Vultures ‘buying restructured loans’

Regulated banks may have sold large amounts of soured mortgages last year to unregulated loan owners — the so-called vulture funds — but only after the loans were restructured, a leading debt expert has said.

Vultures ‘buying restructured loans’

Regulated banks may have sold large amounts of soured mortgages last year to unregulated loan owners — the so-called vulture funds — but only after the loans were restructured, a leading debt expert has said.

Paul Joyce, senior policy analyst at the Free Legal Advice Centres, Flac, said that the latest Central Bank mortgage arrears figures suggest the vulture funds unexpectedly acquired large amounts of good quality loans because the mainstream banks who were selling the loans struck restructuring deals with their distressed customers before the sales. The Central Bank figures show that the number of loans held by vulture funds more than doubled to almost 25,470 at the end of December from September and they now control over €4.1bn in mortgages in the Republic.

Other non-bank entities, or credit firms which are regulated, hold 59,189 loans worth almost €9.8bn.

Permanent TSB and Ulster Bank launched loans sales last year and they and other lenders have not ruled out major sales of non-performing loans this year.

The banks have repeatedly said that they must sell troubled mortgages to meet the demands of their ECB regulators to reduce the large amounts of crisis-era loans on their books.

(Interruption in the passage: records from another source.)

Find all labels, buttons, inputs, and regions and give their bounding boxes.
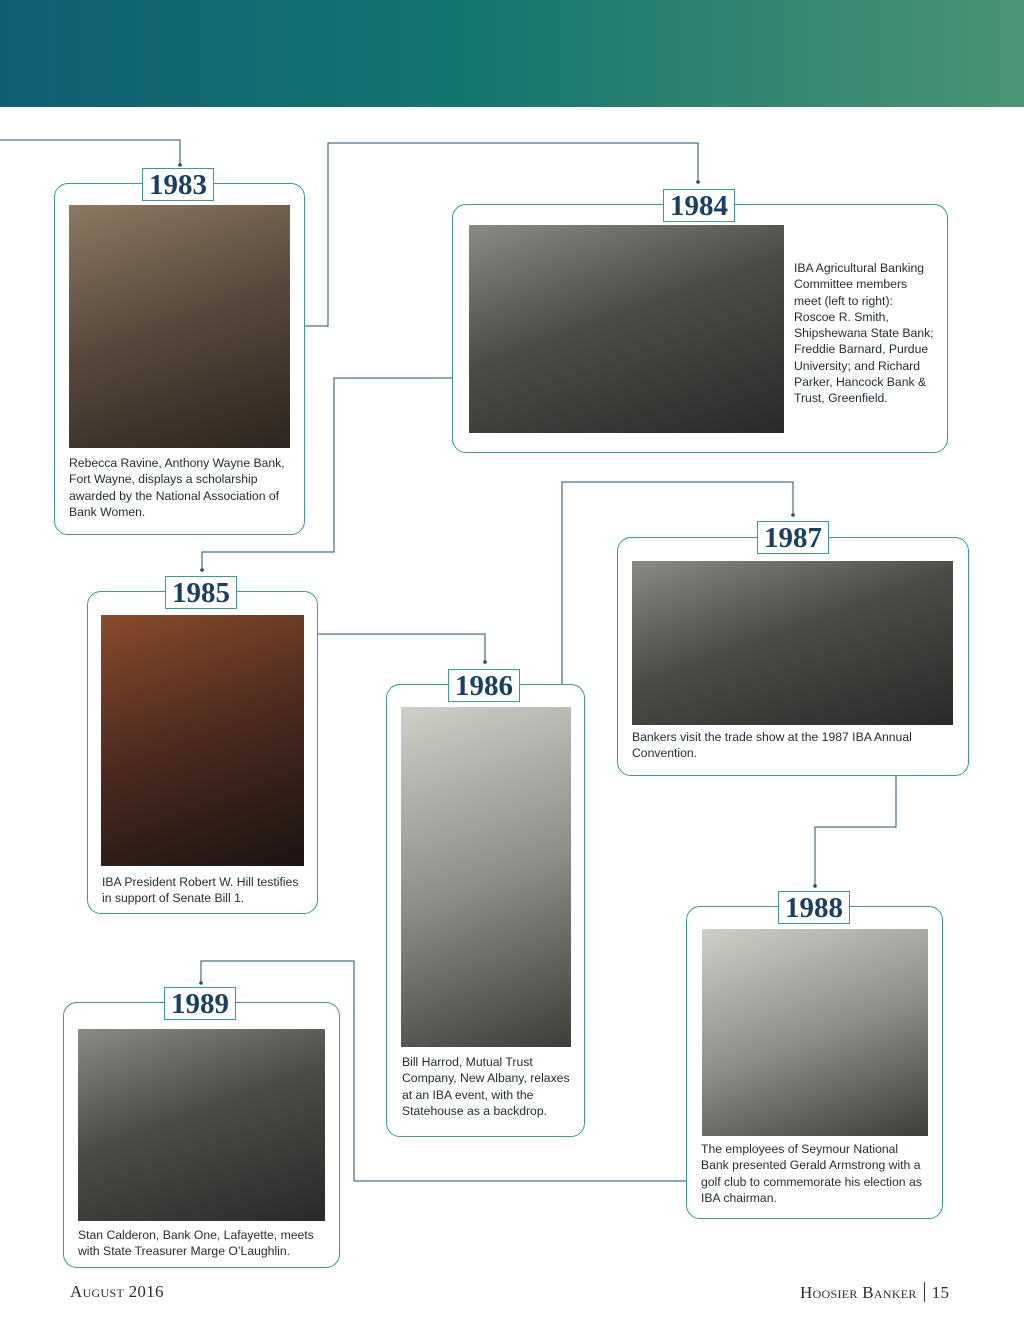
- publication-name: Hoosier Banker: [800, 1283, 917, 1302]
- caption-1985: IBA President Robert W. Hill testifies in support of Senate Bill 1.: [102, 875, 299, 906]
- caption-1983: Rebecca Ravine, Anthony Wayne Bank, Fort Wayne, displays a scholarship awarded by the National Association of Bank Women.: [69, 456, 285, 519]
- year-label-1984: 1984: [663, 189, 735, 222]
- caption-1984: IBA Agricultural Banking Committee members meet (left to right): Roscoe R. Smith, Shipshewana State Bank; Freddie Barnard, Purdue University; and Richard Parker, Hancock Bank & Trust, Greenfield.: [794, 261, 934, 406]
- year-label-1989: 1989: [164, 987, 236, 1020]
- caption-1987: Bankers visit the trade show at the 1987 IBA Annual Convention.: [632, 730, 912, 761]
- year-label-1983: 1983: [142, 168, 214, 201]
- caption-1988: The employees of Seymour National Bank presented Gerald Armstrong with a golf club to commemorate his election as IBA chairman.: [701, 1142, 922, 1205]
- photo-1989: [78, 1029, 325, 1221]
- year-label-1986: 1986: [448, 669, 520, 702]
- caption-1989: Stan Calderon, Bank One, Lafayette, meets with State Treasurer Marge O’Laughlin.: [78, 1228, 314, 1259]
- footer-divider: [924, 1282, 925, 1302]
- page-number: 15: [931, 1283, 950, 1302]
- photo-1983: [69, 205, 290, 448]
- year-label-1987: 1987: [757, 521, 829, 554]
- year-label-1985: 1985: [165, 576, 237, 609]
- photo-1988: [702, 929, 928, 1136]
- photo-1987: [632, 561, 953, 725]
- footer-issue-date: August 2016: [70, 1282, 164, 1301]
- photo-1985: [101, 615, 304, 866]
- photo-1986: [401, 707, 571, 1047]
- year-label-1988: 1988: [778, 891, 850, 924]
- photo-1984: [469, 225, 784, 433]
- footer-publication: [800, 1282, 949, 1303]
- caption-1986: Bill Harrod, Mutual Trust Company, New Albany, relaxes at an IBA event, with the Statehouse as a backdrop.: [402, 1055, 570, 1118]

Mr Joyce said the figures suggest that after buying the loans from the regulated banks that the vulture funds own fewer troubled loans than expected.

It is likely that many loans were restructured under the terms of the Central Bank’s Code of Conduct on Mortgage Arrears by the main lenders ahead of the sales, Mr Joyce said.

“It raises the question whether the vulture funds will stick to the restructured deals,” he said.

The Central Bank figures show that a total of 63,246 residential mortgages were in some sort of arrears at the end of the year, down from 64,510 in September.

Of those, the number mortgages in arrears for over two years fell slightly, to 27,551 from 27,998.

By the end of the year, a total of 111,504 mortgages had been restructured.

A third of all restructured mortgages involve “arrears capitalisation” deals where lenders put the arrears onto the outstanding loans, the figures show.

David Hall, head of the Irish Mortgage Holders Organisation, said he feared many of the restructured deals struck with borrowers were “unrealistic” and that “a future time bomb is being created”.